Qui a volé le Boléro de Ravel ? Ou ne touchez pas au grisbi mélodique !!!!

Le Boléro de Ravel : ultra célèbre, joué aux quatre coins du monde, dansé maintes fois et de toutes les façons, porté au pinacle par un Maurice Béjart possédé littéralement par cette mélodie lancinante et lascive. On ne compte plus ceux qui l’ont adapté, s’en sont inspirés, l’ont accaparé en mode disco, rock, tango … Ce qu’on sait moins, c’est le business féroce que cette partition alimente. Les chiffres, difficiles à cerner, parlent pourtant d’eux-même : inscrit parmi les 20 hits de la SACEM, plus d’un million d’euros de recettes annuelles en moyenne dont les trois quarts aux USA où le morceau n’est toujours pas tombé dans le domaine public … ça y est, vous avez compris : le Boléro, c’est Dallas !

Et cela depuis 1937, où Ravel a la fâcheuse idée de mourir après avoir progressivement perdu l’usage de sa raison, sans laisser de testament déterminant à qui reviennent ses œuvres : ses héritiers légaux … ou son éditeur ? A partir de là, c’est le fight, juridico-médiatique, malsain, d’autant plus méprisant qu’il met en jeu des sommes colossales, impacte l’usage de la partition à des fins artistiques et créatrices, et révèle des pratiques plus que douteuses (paradis fiscaux, spoliation des juifs et autres saloperies du même genre). S’y mêlent effectivement les tendances collabos du dit éditeur qui profite de la protection nazie pour s’accaparer un peu plus l’œuvre du disparu, la manipulation du frère de Ravel, malade et visiblement drogué, sous la pression d’une infirmière tellement avide qu’elle n’hésitera pas à divorcer pour épouser Ravel junior, quitte à reprendre la vie maritale avec son premier mari une fois veuve du second.

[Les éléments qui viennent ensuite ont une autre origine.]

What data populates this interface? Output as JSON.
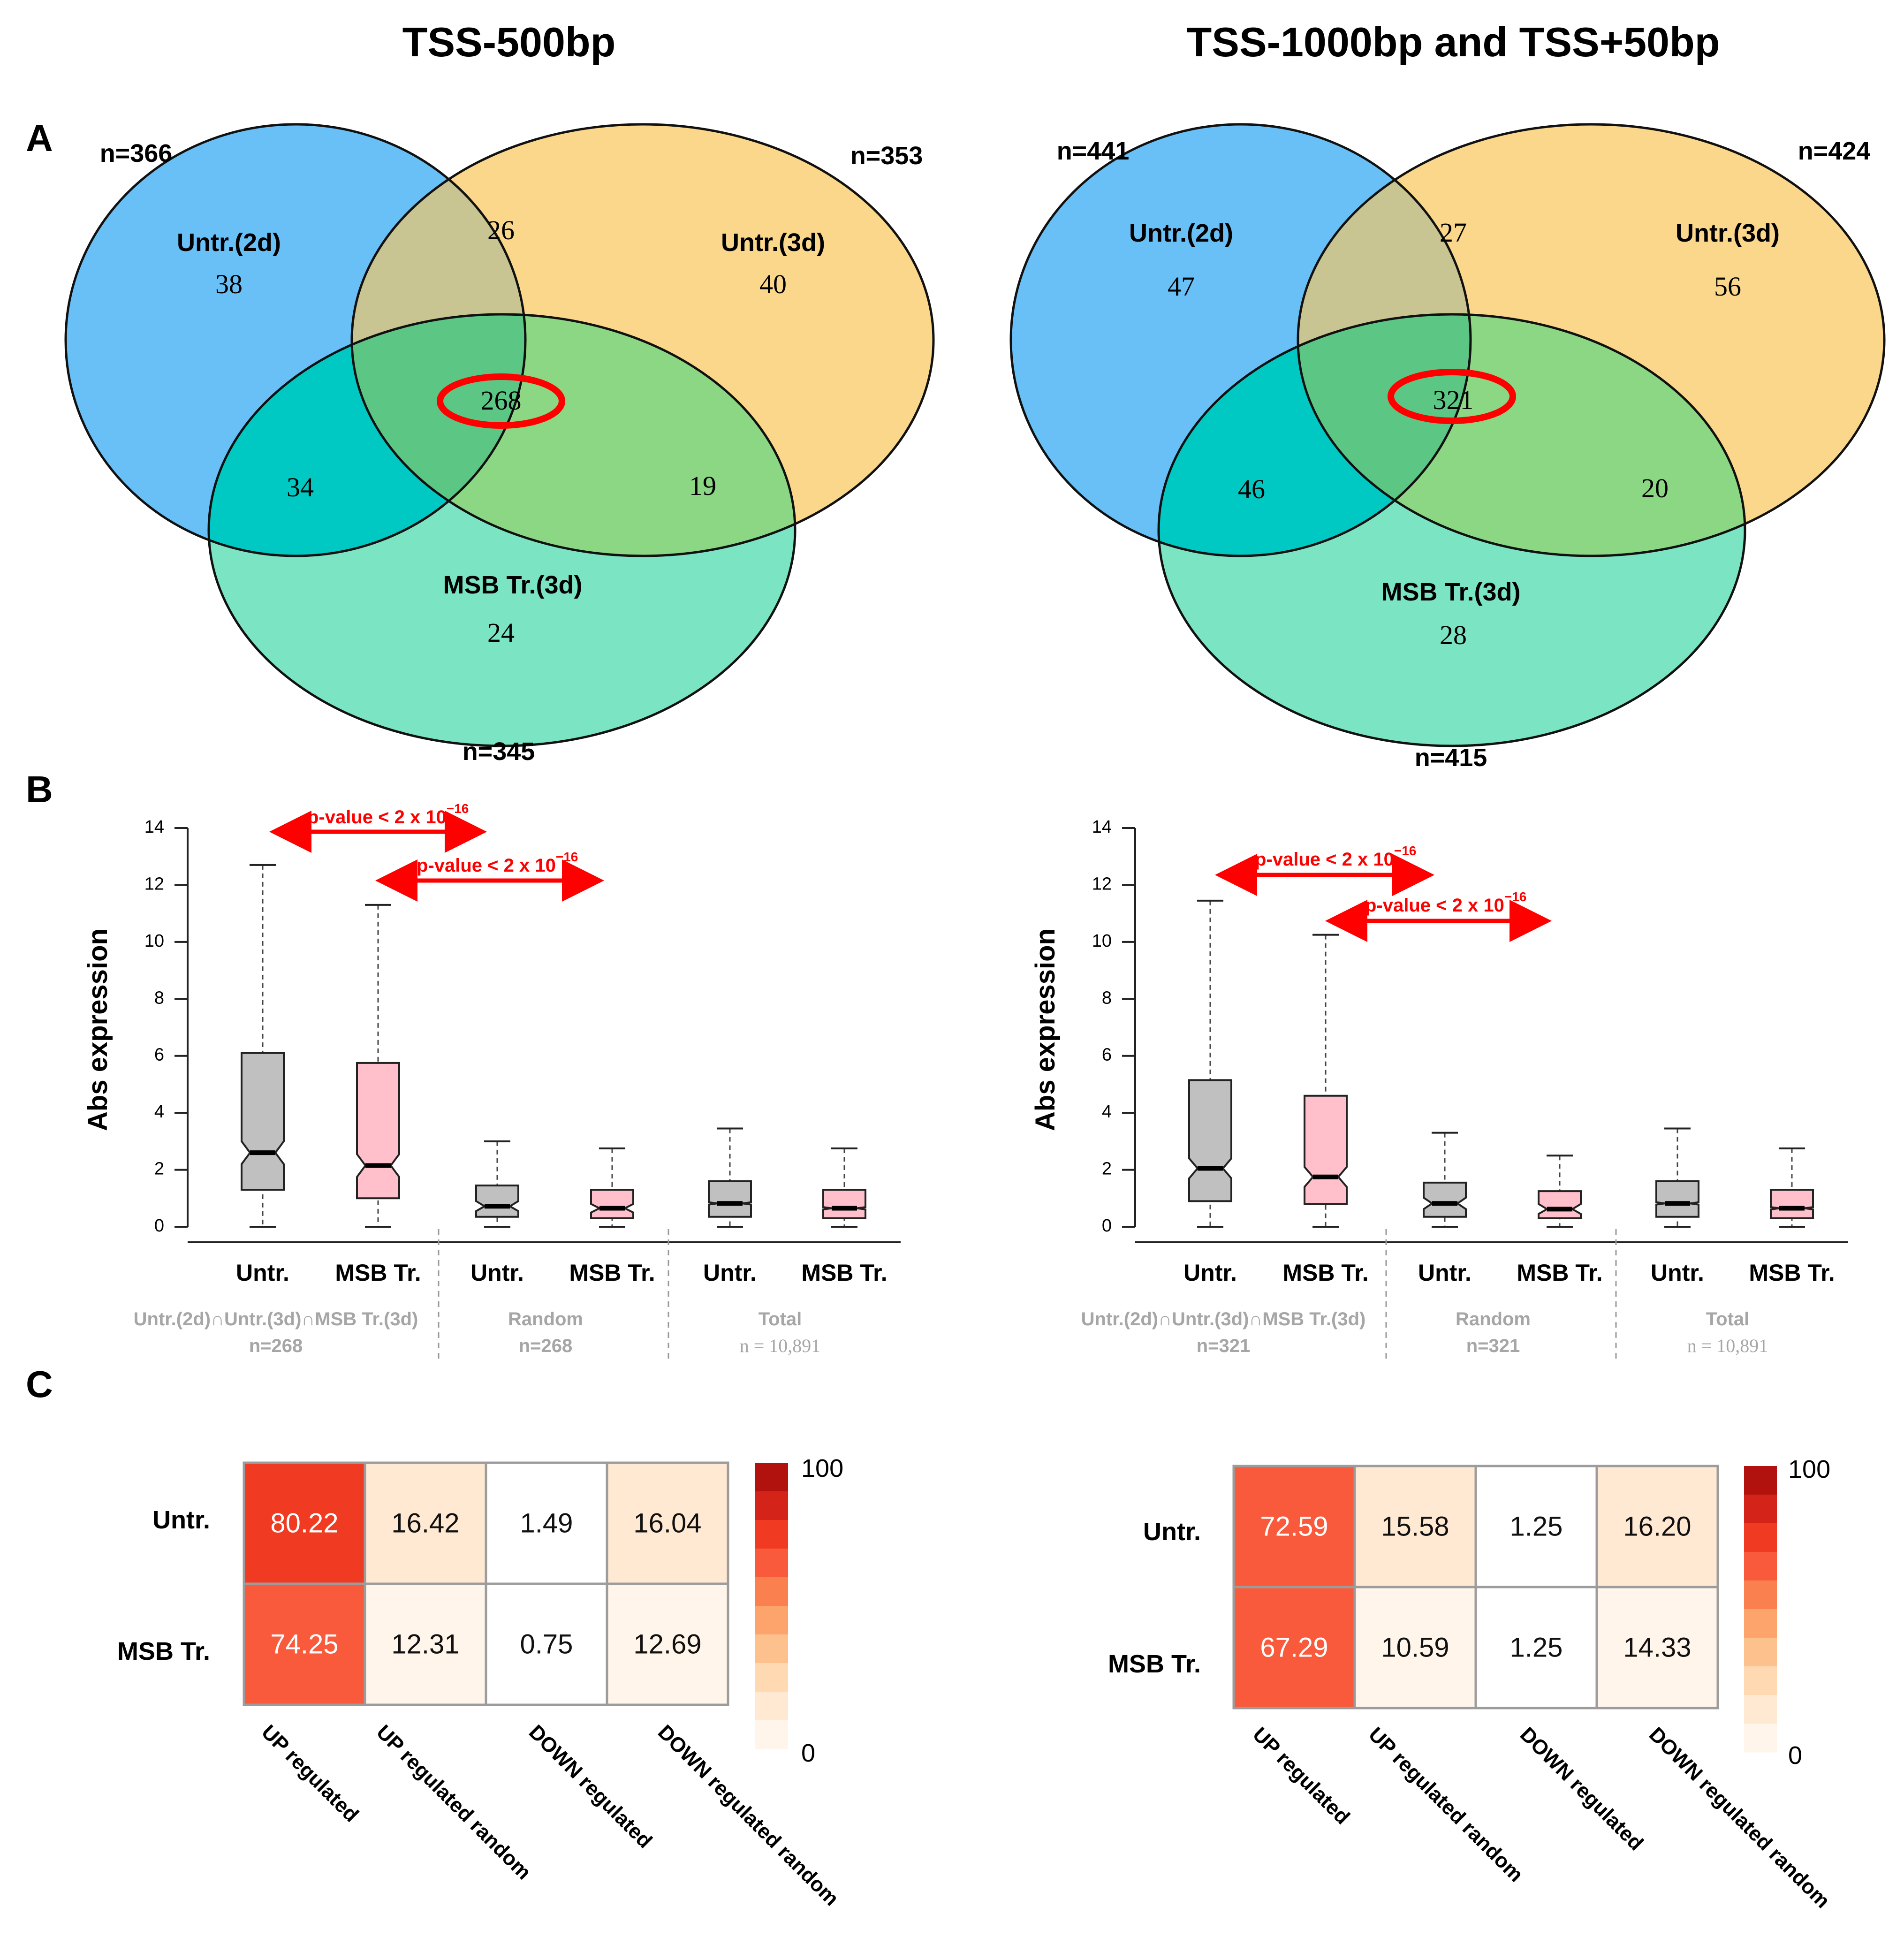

Une stratégie bien pensée : la dame récoltera le pactole, abus de faiblesse oblige, un facteur explosif de plus dans une équation déjà complexe, puisque ses propres descendants viendront coller un peu plus de bordel dans la lignée des prétendants à l’héritage ravelien. Je vous l’avais dit, le Boléro, c’est Dallas, son univers impitoyaaaaaableu !!! Qui l’aurait cru ? La musique classique, c’est plutôt mignon tout choupi un truc d’intellos éthérés … que nenni ! Cette saga sidérante, Fabien Caux-Lahalle la dissèque dans une websérie trépidante de neuf épisodes qui traversent le XXeme siècle, la Seconde Guerre Mondiale, l’Occupation, la Guerre Froide, les Trente Glorieuse pour suivre le parcours chaotique de cette composition solaire aux contours de tiroir-caisse. Et cela perdure de nos jours, où les ayant-droit surgissent par magie pour réclamer leurs pépettes, interdire les adaptations trop farfelues (Zappa en a fait les frais), taxer les malheureux qui auraient mis le Boléro à leur sauce sans payer leur dîme, conséquente, on s’en doute.

Le Précieux du Seigneur des Anneaux, à côté, c’est peanuts. Par contre la lecture de Caux-Lahalle, elle, vaut son pesant de cacahuètes, puisqu’elle met à plat le casse-tête de la propriété intellectuelle, des droits qu’elle impose, des enjeux qui en découlent, des impératifs qu’elle dicte, quand par hasard, on a engendré un succès planétaire … mais qu’on a complètement négligé d’en protéger l’appartenance. A bon entendeur ???